Frequent anaphora makes the language of "Renouncement" sound more emphatic and intense. In the opening lines, for instance, the repetition of the word "I" helps to convey the speaker's passionate conviction:
I must not think of thee; and tired yet strong,
I shun the thought that lurks in all delight—
She declares that she "must not think" of her beloved, and then doubles down on this statement in the very next line: she "shun[s]," or actively, vehemently rejects, "the thought" of this person. This is easier said than done, of course, given that everything "delight[ful] seems to remind the speaker of her beloved—something the anaphora of "and in the" in lines 3-4 makes clear:
[...] and in the blue heaven's height,
And in the sweetest passage of a song.
The thought of this person "lurks" both "in the blue heaven's height [...] And in the sweetest passage of a song." Anaphora (and polysyndeton with that repetition of the word "and") creates the sense that the speaker could go on and on; there are likely plenty more places where thoughts of her beloved hide.

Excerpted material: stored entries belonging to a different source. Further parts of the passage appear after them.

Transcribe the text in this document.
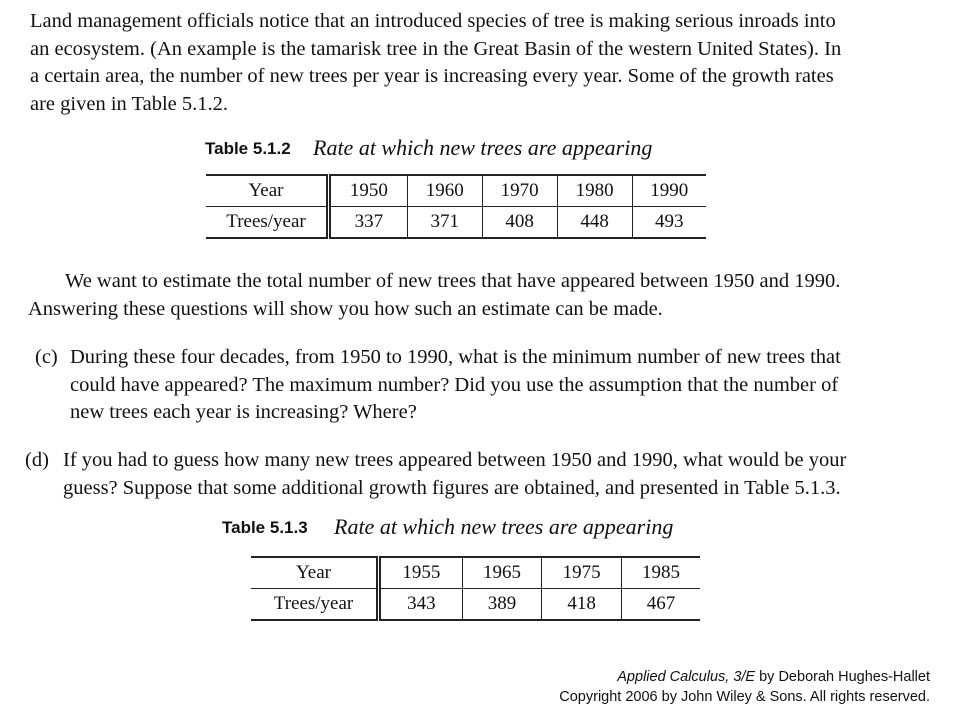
Land management officials notice that an introduced species of tree is making serious inroads into
an ecosystem. (An example is the tamarisk tree in the Great Basin of the western United States). In
a certain area, the number of new trees per year is increasing every year. Some of the growth rates
are given in Table 5.1.2.
Table 5.1.2 Rate at which new trees are appearing
Year	1950	1960	1970	1980	1990
Trees/year	337	371	408	448	493
We want to estimate the total number of new trees that have appeared between 1950 and 1990.
Answering these questions will show you how such an estimate can be made.
(c) During these four decades, from 1950 to 1990, what is the minimum number of new trees that
could have appeared? The maximum number? Did you use the assumption that the number of
new trees each year is increasing? Where?
(d) If you had to guess how many new trees appeared between 1950 and 1990, what would be your
guess? Suppose that some additional growth figures are obtained, and presented in Table 5.1.3.
Table 5.1.3 Rate at which new trees are appearing
Year	1955	1965	1975	1985
Trees/year	343	389	418	467
Applied Calculus, 3/E by Deborah Hughes-Hallet
Copyright 2006 by John Wiley & Sons. All rights reserved.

Anaphora also creates a sense of forward momentum here and throughout the poem. Listen to the repetition of "When" in lines 9-10, which calls attention to the shift that happens as day turns to night and the speaker can no longer control her desire:
But when sleep comes to close each difficult day,
When night gives pause to the long watch I keep,
Anaphora drags the transition from night to day out, building anticipation. That anticipation then gets released with the exuberant anaphora in the poem's final line: "I run, I rum, I am gathered to thy heart."